Upton & Southern, which bought Reject Shop for pounds 2.3m in February, said yesterday it had prepared a report on 'missing stock' for its lawyers, Nabarro Nathanson, and would follow whatever course of action they recommended.

Jeffrey Gould, Upton's chief executive, said the company had been a victim of 'misrepresentations' at the time of its bid. 'The problem is the overstatement of certain stock assets,' he said. Not all the directors had made the representations in question, he added.

The news sent Upton's shares into a tailspin and they closed down 12p at 14p. The company is preparing a rescue rights issue, which it hopes will be in place by the end of the month, but said it continued to operate within its existing facilities and retained the support of its banks.

The bulk of the shares in Reject Shop, about 83 per cent, were held by its two founder directors at the time of the offer, Anna Vinton and Anthony Hawser.

Both recommended that shareholders accept the offer, which represented a discount of about 60 per cent to its market capitalisation at the time.

Following the bid, which became unconditional in March, Ms Vinton was initially invited to join the Upton board for a fixed term of three years at a salary of pounds 15,000. She resigned 'at her own request' and without compensation in May.

Mr Hawser was employed by Upton as a consultant for six months following the bid for a fee of pounds 25,000. Mr Gould said the contract had been completed.

Ms Vinton and Mr Hawser were unavailable for comment.

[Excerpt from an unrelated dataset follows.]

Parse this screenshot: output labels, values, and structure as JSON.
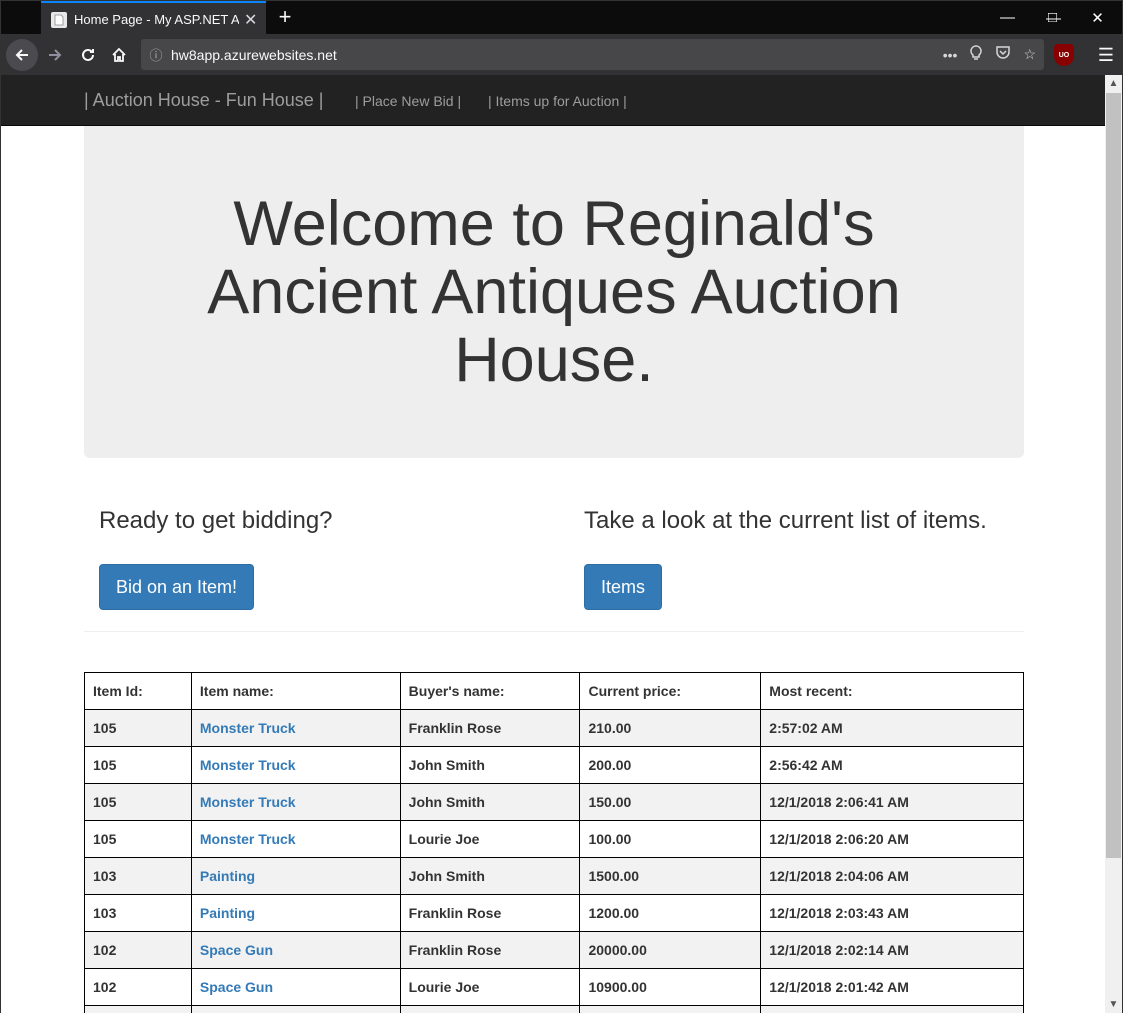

Upton, which at the time of the offer was smaller than Reject Shop (it had only five stores compared with Reject Shop's 31 and its market capitalisation was only just over pounds 5m), said that the stock problem meant that Reject Shop's losses for the year ended 31 July would be significantly greater than expected.

Mr Gould said Reject Shop had always been envisaged as a 'turnaround situation' and was beginning to see an upturn in sales as the steps taken by the new management began to have effect.

'Sales have improved dramatically over the last two or three months. It is very encouraging - they are up by 50 per cent,' he said.

The company has held talks with its institutional investors about its planned rights issue, and said they were supportive.

The hope is that it will be fully underwritten and the company expects to make a profit this year if the rights is successful.

It will be Upton's second rights issue this year. A pounds 4.5m rights issue at 30p per share was made at the time of the original offer for Reject Shop.